MOSCOW (AFP) – Russia on Thursday warned of a potential “man-made catastrophe” if North Korea restarts an ageing plutonium reactor to boost its stockpile of nuclear weapons, after U.S. experts spotted steam rising from the Yongbyon facility.
The reactor, which was completed in 1986, is outdated and North Korea could suffer a major disaster if it is restarted, a Russian diplomatic source told the Interfax news agency.
The warning came after researchers at the U.S.-Korea Institute said Wednesday that satellite images taken on August 31 showed plumes of white steam rising from a building next to the reactor.
“Our main concern is linked to a very likely man-made disaster as a consequence. The reactor is in a nightmarish state, it is a design dating back to the 1950s,” the Russian source said.
“For the Korean peninsula this could entail terrible consequences, if not a man-made catastrophe.”
The U.S. envoy on North Korea meanwhile said the reported restart of the reactor would be “a misstep on the part of North Korea”.

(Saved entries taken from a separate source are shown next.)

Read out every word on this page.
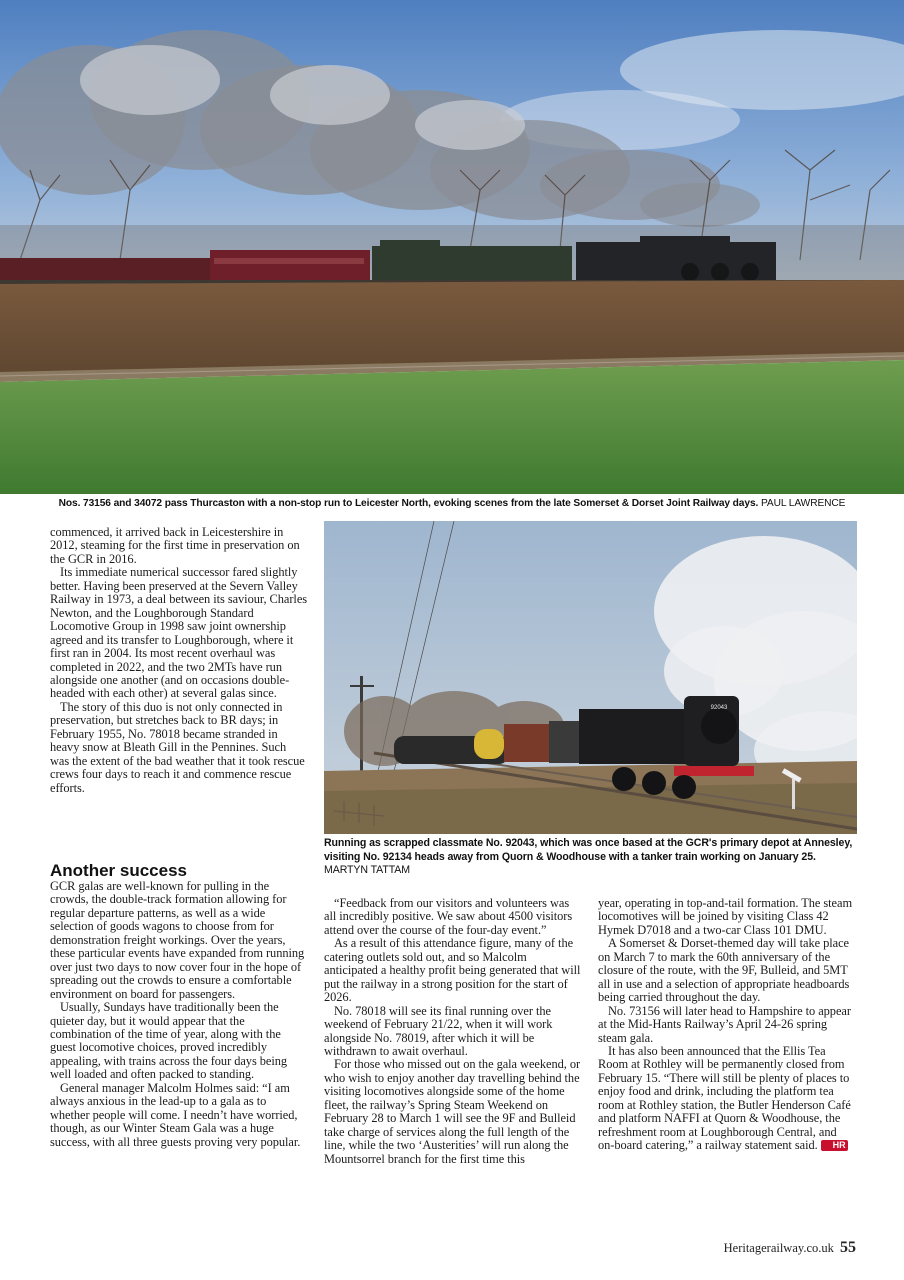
Nos. 73156 and 34072 pass Thurcaston with a non-stop run to Leicester North, evoking scenes from the late Somerset & Dorset Joint Railway days. PAUL LAWRENCE

commenced, it arrived back in Leicestershire in 2012, steaming for the first time in preservation on the GCR in 2016.

Its immediate numerical successor fared slightly better. Having been preserved at the Severn Valley Railway in 1973, a deal between its saviour, Charles Newton, and the Loughborough Standard Locomotive Group in 1998 saw joint ownership agreed and its transfer to Loughborough, where it first ran in 2004. Its most recent overhaul was completed in 2022, and the two 2MTs have run alongside one another (and on occasions double-headed with each other) at several galas since.

The story of this duo is not only connected in preservation, but stretches back to BR days; in February 1955, No. 78018 became stranded in heavy snow at Bleath Gill in the Pennines. Such was the extent of the bad weather that it took rescue crews four days to reach it and commence rescue efforts.

92043
Running as scrapped classmate No. 92043, which was once based at the GCR's primary depot at Annesley, visiting No. 92134 heads away from Quorn & Woodhouse with a tanker train working on January 25.
MARTYN TATTAM
Another success

GCR galas are well-known for pulling in the crowds, the double-track formation allowing for regular departure patterns, as well as a wide selection of goods wagons to choose from for demonstration freight workings. Over the years, these particular events have expanded from running over just two days to now cover four in the hope of spreading out the crowds to ensure a comfortable environment on board for passengers.

Usually, Sundays have traditionally been the quieter day, but it would appear that the combination of the time of year, along with the guest locomotive choices, proved incredibly appealing, with trains across the four days being well loaded and often packed to standing.

General manager Malcolm Holmes said: “I am always anxious in the lead-up to a gala as to whether people will come. I needn’t have worried, though, as our Winter Steam Gala was a huge success, with all three guests proving very popular.

“Feedback from our visitors and volunteers was all incredibly positive. We saw about 4500 visitors attend over the course of the four-day event.”

As a result of this attendance figure, many of the catering outlets sold out, and so Malcolm anticipated a healthy profit being generated that will put the railway in a strong position for the start of 2026.

No. 78018 will see its final running over the weekend of February 21/22, when it will work alongside No. 78019, after which it will be withdrawn to await overhaul.

For those who missed out on the gala weekend, or who wish to enjoy another day travelling behind the visiting locomotives alongside some of the home fleet, the railway’s Spring Steam Weekend on February 28 to March 1 will see the 9F and Bulleid take charge of services along the full length of the line, while the two ‘Austerities’ will run along the Mountsorrel branch for the first time this

year, operating in top-and-tail formation. The steam locomotives will be joined by visiting Class 42 Hymek D7018 and a two-car Class 101 DMU.

A Somerset & Dorset-themed day will take place on March 7 to mark the 60th anniversary of the closure of the route, with the 9F, Bulleid, and 5MT all in use and a selection of appropriate headboards being carried throughout the day.

No. 73156 will later head to Hampshire to appear at the Mid-Hants Railway’s April 24-26 spring steam gala.

It has also been announced that the Ellis Tea Room at Rothley will be permanently closed from February 15. “There will still be plenty of places to enjoy food and drink, including the platform tea room at Rothley station, the Butler Henderson Café and platform NAFFI at Quorn & Woodhouse, the refreshment room at Loughborough Central, and on-board catering,” a railway statement said. HR

Heritagerailway.co.uk 55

“If it turns out that these reports are true that North Korea has restarted the five-megawatt plutonium reactor, this would be a very serious matter,” Glyn Davies told reporters after meeting Japanese foreign ministry officials in Tokyo.
The Russian diplomat speaking to Interfax said he did not know for sure whether North Korea had relaunched the facility mothballed in 2007.
“It is obvious that some works are being conducted, and for a long time at that. According to some signs, steps were indeed being taken to relaunch it,” the diplomat said.
“We do not have any information that the reactor has been relaunched.”
The image examined by researchers at the U.S.-Korea Institute shows that North Korea “appears to have put the reactor into operation,” researchers Nick Hansen and Jeffrey Lewis wrote on the institute’s blog, 38 North.
But the white steam picked up by satellites “could simply be testing of the generator,” the Russian diplomatic source cited by Interfax cautioned.
“We are aware of the media report,” said spokeswoman Gill Tudor.
“The agency continues its monitoring of the DPRK’s nuclear activities by available means, such as satellite imagery analysis.”
The restart of the plutonium reactor would undermine years of efforts by the international community to stall and roll back North Korea’s pursuit of an advanced nuclear deterrent.
It would also call into question the effectiveness of the current policy of non-engagement with Pyongyang.
North Korea had declared in April that it would restart all facilities at Yongbyon to “bolster the nuclear armed force both in quality and quantity.”
The pledge came at a period of high international tension over North Korea, which defiantly carried out a third nuclear test in February and threatened to attack the United States over its reaction.